Timezone: »

NIPS 2018 workshop on Compact Deep Neural Networks with industrial applications
Lixin Fan · Zhouchen Lin · Max Welling · Yurong Chen · Werner Bailer

Fri Dec 07 05:00 AM -- 03:30 PM (PST) @ Room 517 B
Event URL: https://openreview.net/group?id=NIPS.cc/2018/Workshop/CDNNRIA »

This workshop aims to bring together researchers, educators, practitioners who are interested in techniques as well as applications of making compact and efficient neural network representations. One main theme of the workshop discussion is to build up consensus in this rapidly developed field, and in particular, to establish close connection between researchers in Machine Learning community and engineers in industry. We believe the workshop is beneficial to both academic researchers as well as industrial practitioners.

News and announcements:

. For authors of spotlight posters, please send your one-minute slides (preferably with recorded narrative) to lixin.fan01@gmail.com, or copy it to a UPS stick. See you at the workshop then.

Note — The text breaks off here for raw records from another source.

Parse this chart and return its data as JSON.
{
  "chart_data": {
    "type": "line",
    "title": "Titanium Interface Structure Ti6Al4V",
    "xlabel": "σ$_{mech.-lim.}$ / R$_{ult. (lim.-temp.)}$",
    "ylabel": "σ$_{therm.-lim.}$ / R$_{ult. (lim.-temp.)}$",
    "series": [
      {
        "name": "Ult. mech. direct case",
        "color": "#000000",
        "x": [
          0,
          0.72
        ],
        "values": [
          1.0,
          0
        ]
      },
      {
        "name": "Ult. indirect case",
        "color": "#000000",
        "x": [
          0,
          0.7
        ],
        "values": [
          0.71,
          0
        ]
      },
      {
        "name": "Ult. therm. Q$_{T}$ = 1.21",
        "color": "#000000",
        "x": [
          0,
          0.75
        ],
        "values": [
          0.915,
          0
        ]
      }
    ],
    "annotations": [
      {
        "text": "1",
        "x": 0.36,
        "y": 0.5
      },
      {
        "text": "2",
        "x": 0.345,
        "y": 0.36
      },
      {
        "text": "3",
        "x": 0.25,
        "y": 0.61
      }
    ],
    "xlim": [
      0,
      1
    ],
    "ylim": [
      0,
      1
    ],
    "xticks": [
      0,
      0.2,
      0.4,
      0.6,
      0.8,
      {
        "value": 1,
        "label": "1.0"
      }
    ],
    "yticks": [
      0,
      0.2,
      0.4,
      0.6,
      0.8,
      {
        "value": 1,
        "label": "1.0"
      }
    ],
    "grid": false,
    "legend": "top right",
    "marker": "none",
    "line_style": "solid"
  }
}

. Please note the change of workshop schedule. Due to visa issues, some speakers are unfortunately unable to attend the workshop.

. There are some reserve NIPS/NeurIPS tickets available now, on a first come first serve basis, for co-authors of workshop accepted papers! Please create NIPS acocunts, and inform us the email addresses if reserve tickets are needed.

. For authors included in the spot light session, please prepare short slides with presentation time stictly within 1 minute. It is preferably to record your presentation with audio & video (as instructed e.g. at https://support.office.com/en-us/article/record-a-slide-show-with-narration-and-slide-timings-0b9502c6-5f6c-40ae-b1e7-e47d8741161c?ui=en-US&rs=en-US&ad=US#OfficeVersion=Windows).

. For authors included in the spot light session, please also prepare a poster for your paper, and make sure either yourself or your co-authors will present the poster after the coffee break.

. Please make your poster 36W x 48H inches or 90 x 122 cm. Make sure your poster is in portrait orientation and does not exceed the maximal size, since we have limited space for the poster session.

For authors of following accepted papers, please revise your submission as per reviewers comments to address raised issues. If there are too much contents to be included in 3 page limit, you may use appendix for supporting contents such as proofs or detailed experimental results. The camera ready abstract should be prepared with authors information (name, email address, affiliation) using the NIPS camera ready template.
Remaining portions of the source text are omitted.